Millions of NFL fans have completed their fantasy football drafts by now. The NFL schedule was set months ago and the season kicks off on Thursday night, with the Minnesota Vikings taking on the New Orleans Saints in prime time.
For many fantasy fans, the player-drafting strategies start with the best intentions: I'll do my research, check out some pro football websites and make a list of the players I really want.
However, when draft day finally happens and you've neglected to do any research, that "strategy" quickly degrades into player selections based on "gut feelings" that may or may not correspond to actual statistical evidence, current news or historical player trends. (The five beers don't help matters, either.)
In short: Most people wing it. Surveys have demonstrated an analogous situation inside businesses: Executives struggle to choose between relying on various spreadsheets (which might not be up to date or even correct) and gut feelings when trying to make strategic decisions. (See CIO.com's To Hell with Business Intelligence: 40 Percent of Execs Trust Gut.)
Hetal Thaker, a product manager at IBM and fantasy football enthusiast, is one woman who is definitely not winging it. Thaker uses widely available IBM predictive analytics software that taps into the large pool of qualitative and quantitative information available to fantasy team managers everywhere.
[ Read how the NFL uses off-the-shelf software to create its complex schedule ]
Her enviable record (three league wins in the last five years, since turning to the software) speaks for itself. Thaker recently spoke with CIO.com Senior Editor Thomas Wailgum (who's already been mathematically eliminated from winning his fantasy football league) about fantasy football strategies, trash talking, and her love of analytics and the woeful Detroit Lions.
CIO.com: Of course you've got me thinking about how horribly I've drafted my team for this year. Thanks. Are your fellow league members aware of your predictive analytics secret?
Thaker: They're quite aware that I'm using predictive analytics, not that they like it very much because it gives me an edge.
CIO.com: "Predictive analytics" might be a term that scares some people off. How do you describe it to people in your leagues?
Thaker: It really gets into taking qualitative information—that textual, historical and current player information—and using that with the numeric and quantitative information. The combination is incredibly valuable. And you're making your predictions that much stronger.
CIO.com: So did you write your own application, or do you use IBM software? How does it work?
Thaker: I'm lucky because we have wonderful tools and apps at SPSS and IBM to use. One lets me get all the information I need and allows me to prepare and clean [the data] to make sure it's correct. And then I use our statistics product, which is a Windows-based desktop application, and I just pull in the data. The nice thing is that it uses any format—whether it's text or Excel.
Then I take that historical information and dump it into our modeling tool. It has a text-analytics piece, which allows me to take all of that qualitative information—the news stories, the injury reports, the analysts briefings—and rather than reading each individual piece, it lets me automatically categorize information: Basically put it into buckets of things as simple as negative or positive comments, such as "Are they hurt?

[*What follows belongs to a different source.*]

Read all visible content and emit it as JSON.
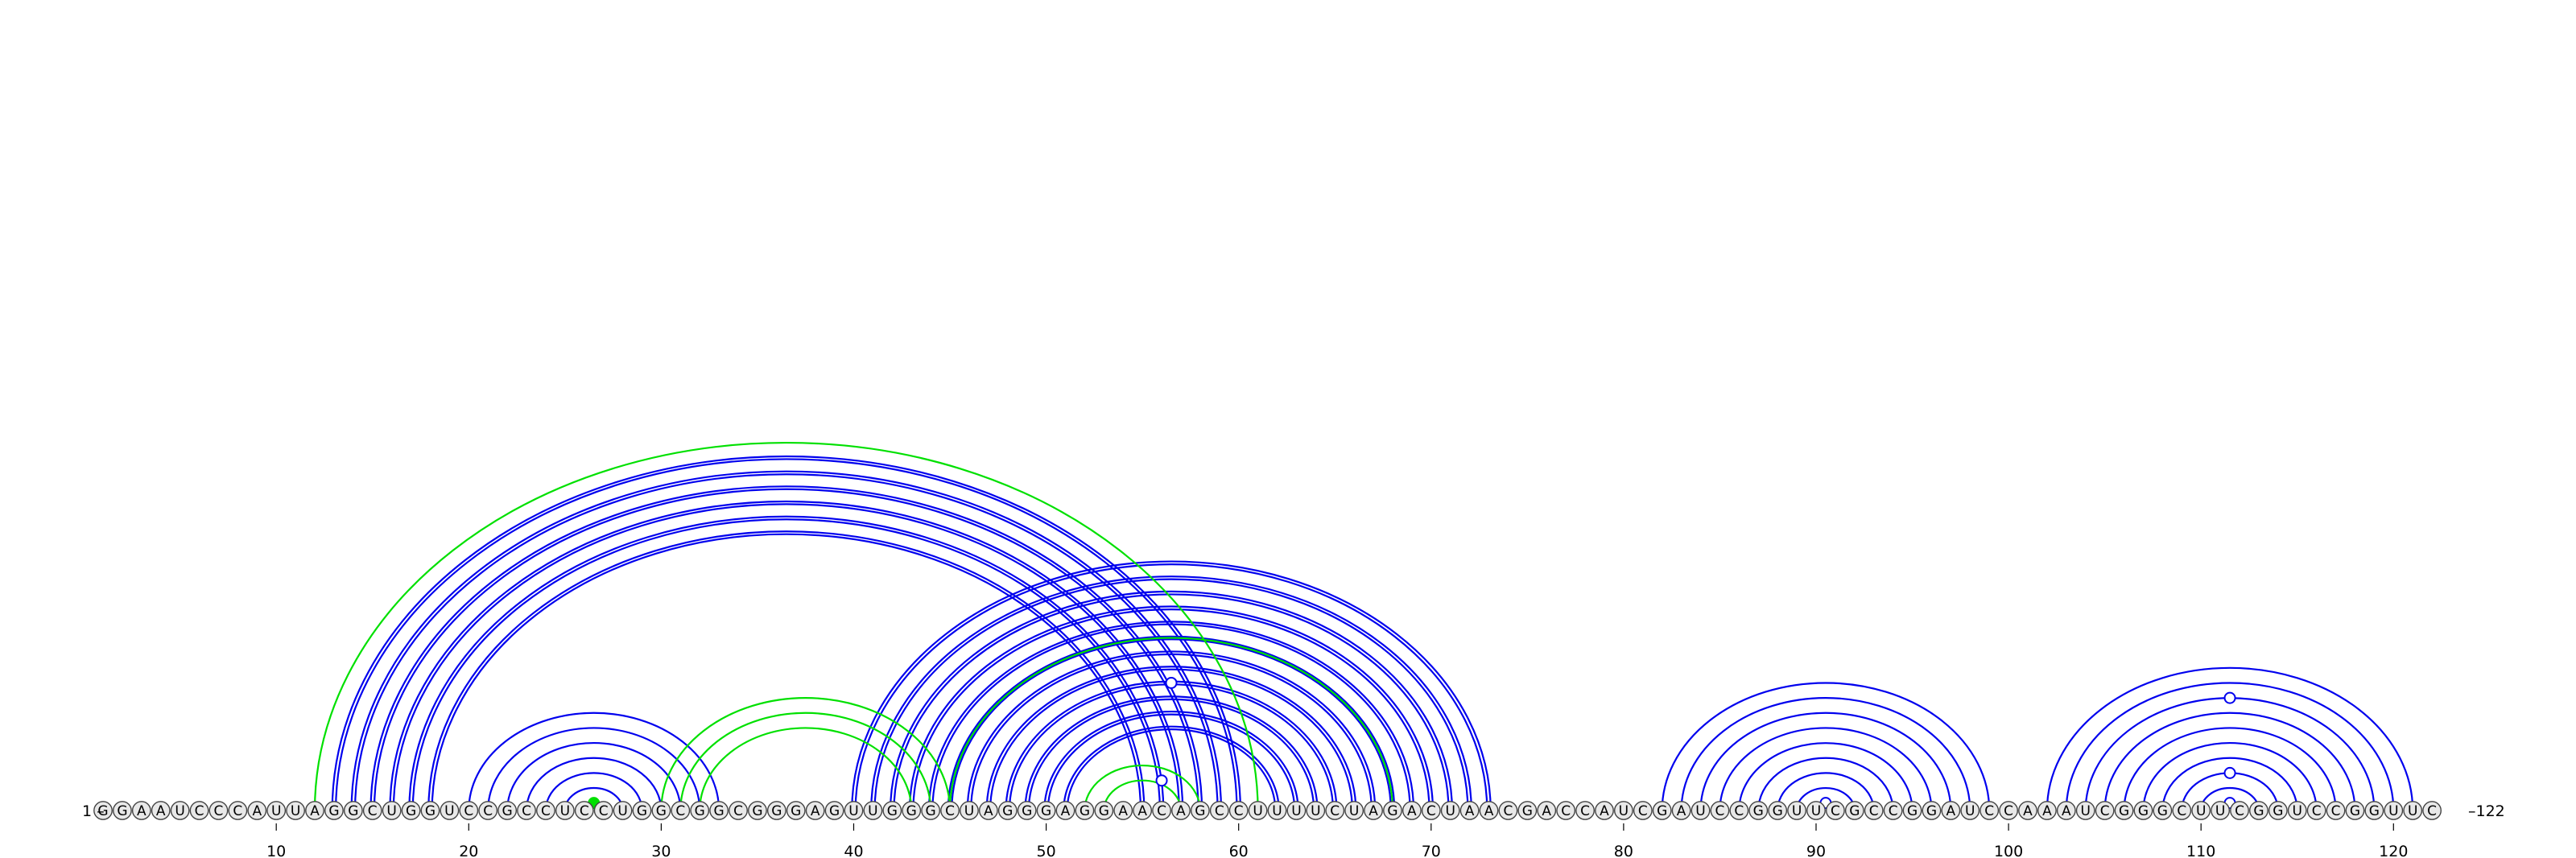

On suspension?" So I have all these "positives" and "negatives," and you can keep it as simple as that as if you want. But the tool allows me to dig into my details if I really want to get there.
So, I take that historical quantitative information, take my qualitative information, which I've now categorized, and put all that into my model. And when we go a step further—and I'm not a modeling guru whatsoever—it's really this application that allows me to take all this information in and "auto-model" it. Meaning, I don't know which model is best [for predicting the best fantasy football draft]. I simply say: Here's my data, give me a bunch of models, and then it tells me which ones have the best fit or predictive value. From that, I pick my model to use.
Now I can predict a number of different elements: Let's say I want to predict the number of touchdowns a receiver is going to get or number of total yards that a quarterback is going to throw. Or maybe I just want to know what my total fantasy football points are [going to be]. Because at the end of the day that's what I'm going after.
It's no different for a business, because at the end of the day the business is trying to increase the bottom line. It's all about profits. But if you can focus on the right people, the right kinds of customers or right decisions to increase the bottom line—without doing a lot of work—then that's exactly what you're looking for.
CIO.com: You buck a couple of common stereotypes regarding football viewership and fantasy leagues: 1. You are a woman. 2. You are a bit geeky—and I say that with all due respect. Do you feel like you've broken down some barriers for women but who might be reluctant to join a league?
Thaker: I hope so. When you hear "predictive analytics" or "fantasy football" it tends to be intimidating. When I first started at IBM [after IBM acquired SPSS], I had to give a presentation to all of these managers on any topic I chose. I ended up picking fantasy football [and the analytics application I created].
The room was split 50-50—half men, half women. The men were interested—actually, they were more interested to know who was on my team. And the women got it. I know at least two women who sat in that room listening to how fantasy football worked for 30 minutes, who ended up playing in a [fantasy] league the year after.